Friday, August 20, 2004

CHEERS, and yet another story of wine pretensions

In bits and pieces it seems that wineries are cutting through the old strictures of marketing wine and putting together fun and appealing products. There is hope.

CHEERS to Neibaum-Coppola with the introduction of their 'Sophia Mini' (
www.sophiamini.com). Putting their sparkling wine, Sophia - Blanc de Blanc, in a neat little red aluminum can. And they did their research well; they are targeting younger affluent drinkers. The creativity and aggressiveness of this should be lauded.

CHEERS to R.H. Philips and their new Chard bottle. New bottle has a nice sleek shape and a screw top that doesn't look like a screw top (see
http://www.corkamnesty.com/). And what's great is that this sophisticated packaging comes in at around $7 at Trader Joes. Well done.

This brings me to this short tale of pretention. I was at a wine shop/bar a few months back and a discussion of wine closures was going on next to me. It was interesting hearing wine drinkers reveal their pretentious distain for non cork closures. The discussion was bereft of facts and dripping with a myriad of traditional wine drinker pretensions.
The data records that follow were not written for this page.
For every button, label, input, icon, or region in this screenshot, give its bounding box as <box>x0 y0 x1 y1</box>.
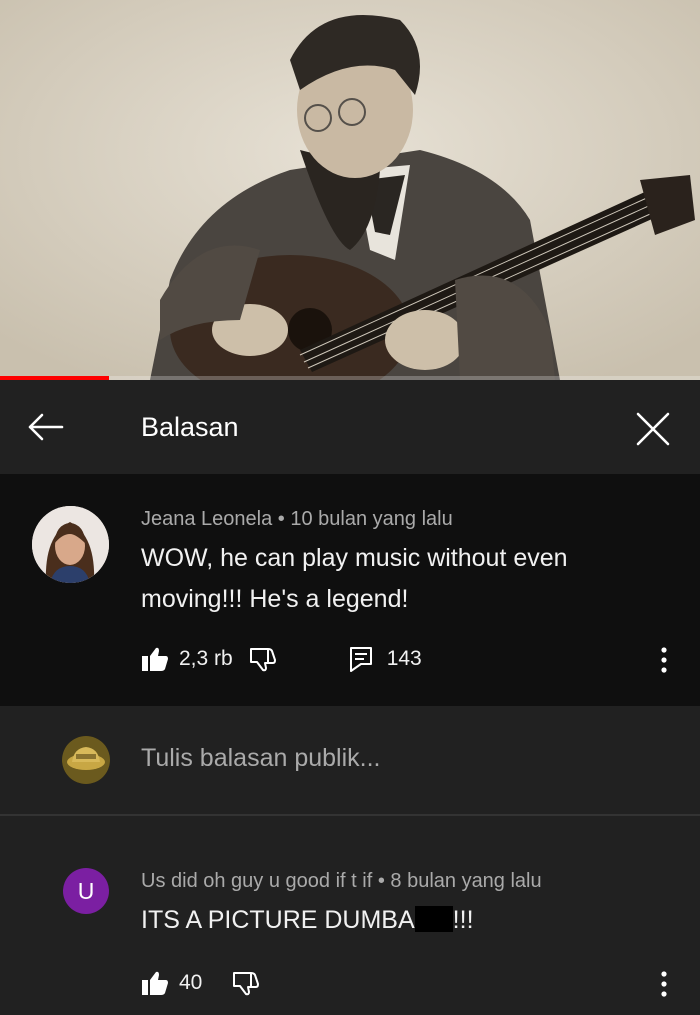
comment-time: 8 bulan yang lalu <box>390 870 542 892</box>
replies-button[interactable]: 143 <box>349 646 422 672</box>
comment-author[interactable]: Us did oh guy u good if t if <box>141 870 372 892</box>
like-button[interactable]: 2,3 rb <box>141 646 233 672</box>
user-avatar-image <box>62 736 110 784</box>
comment-author[interactable]: Jeana Leonela <box>141 508 272 530</box>
like-count: 40 <box>179 971 203 994</box>
comment-meta: Jeana Leonela • 10 bulan yang lalu <box>141 508 453 531</box>
like-button[interactable]: 40 <box>141 970 202 996</box>
like-count: 2,3 rb <box>179 647 233 670</box>
arrow-left-icon <box>28 413 64 441</box>
meta-separator: • <box>377 870 385 892</box>
comment-text-start: ITS A PICTURE DUMBA <box>141 906 415 934</box>
dislike-button[interactable] <box>232 970 260 996</box>
close-icon <box>636 412 670 446</box>
comment-time: 10 bulan yang lalu <box>290 508 453 530</box>
comment-actions: 40 <box>141 966 260 1000</box>
comment-meta: Us did oh guy u good if t if • 8 bulan y… <box>141 870 542 893</box>
censor-bar <box>414 906 453 932</box>
comment-icon <box>349 647 372 672</box>
meta-separator: • <box>277 508 285 530</box>
thumbs-down-icon <box>249 648 276 672</box>
more-vert-icon <box>661 647 667 673</box>
comment-text-end: !!! <box>452 906 474 934</box>
reply-count: 143 <box>386 647 422 670</box>
back-button[interactable] <box>22 404 68 450</box>
reply-comment: U Us did oh guy u good if t if • 8 bulan… <box>0 816 700 1015</box>
highlighted-comment: Jeana Leonela • 10 bulan yang lalu WOW, … <box>0 474 700 706</box>
thumbs-up-icon <box>142 971 168 995</box>
comment-actions: 2,3 rb 143 <box>141 642 422 676</box>
reply-input[interactable]: Tulis balasan publik... <box>141 744 380 773</box>
more-options-button[interactable] <box>646 640 682 680</box>
comment-text: ITS A PICTURE DUMBA!!! <box>141 900 661 941</box>
close-button[interactable] <box>628 404 678 454</box>
avatar[interactable]: U <box>63 868 109 914</box>
more-options-button[interactable] <box>646 964 682 1004</box>
replies-header: Balasan <box>0 380 700 474</box>
avatar <box>62 736 110 784</box>
user-photo-image <box>32 506 109 583</box>
dislike-button[interactable] <box>249 646 277 672</box>
reply-composer: Tulis balasan publik... <box>0 706 700 814</box>
video-player[interactable] <box>0 0 700 380</box>
thumbs-down-icon <box>233 972 260 996</box>
page-title: Balasan <box>141 412 239 442</box>
more-vert-icon <box>661 971 667 997</box>
avatar[interactable] <box>32 506 109 583</box>
video-frame-image <box>0 0 700 380</box>
thumbs-up-icon <box>142 647 168 671</box>
comment-text: WOW, he can play music without even movi… <box>141 544 568 613</box>
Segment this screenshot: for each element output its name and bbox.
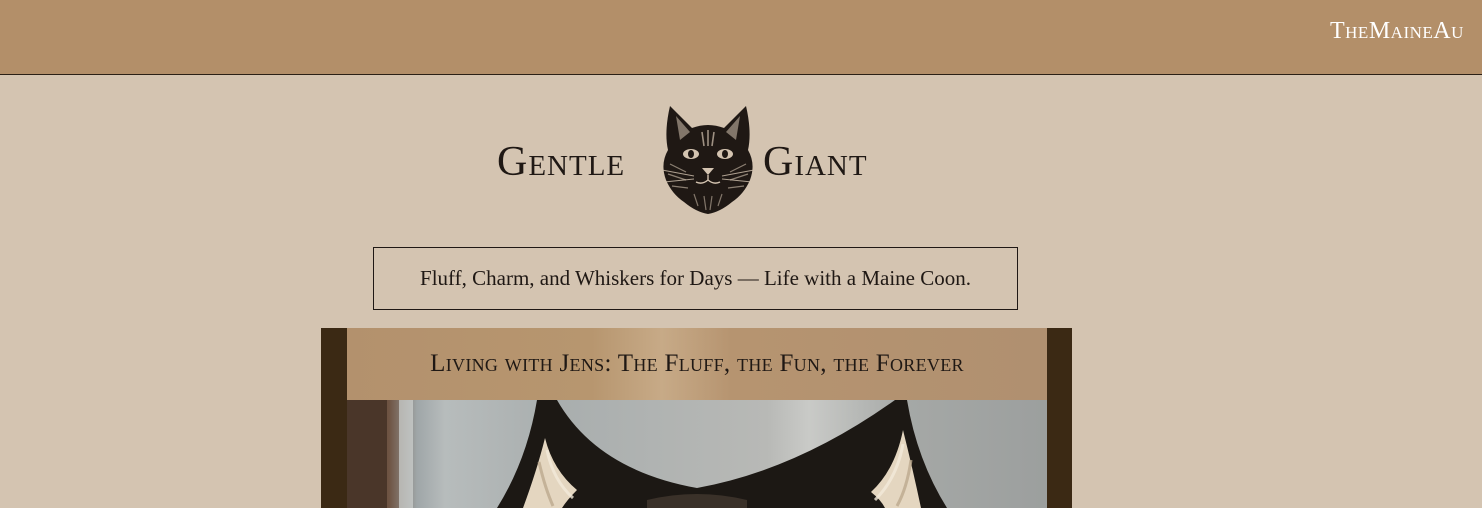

I kept silent until I heard the woman next to me, who had a glass of LD (late disgorged) sparkling wine, say that at least wineries weren't using bottle caps. At this point I joined the conversation and asked the woman if she detected any bottle cap aromas or flavors from her sparkling wine. She said of course not, this was methode champenoise sparkling wine. I told her I understood, and repeated the question. At this point I had everyone's attention because they thought I had made a horrible blunder in wine knowledge. Before she could respond, I pointed out that secondary fermentation takes place in the bottle, secured with a BOTTLE CAP. I went on to point out that because her sparkling wine was late disgorged, the wine 'sat' on a bottle cap for YEARS. Then I repeated my question to her, did she taste anything synthetic or 'bottle cappy' in the sparkling wine? She said no.


So bottle caps are evil, wine should never be stored with a bottle cap, a bottle cap would ruin the wine, wine is sacred, a bottle cap smacks of haste and industrial efficiency. So go dump out your methode champenoise sparkling because its surely been affected by the evils of the most vile of synthetic closures. The BOTTLE CAP.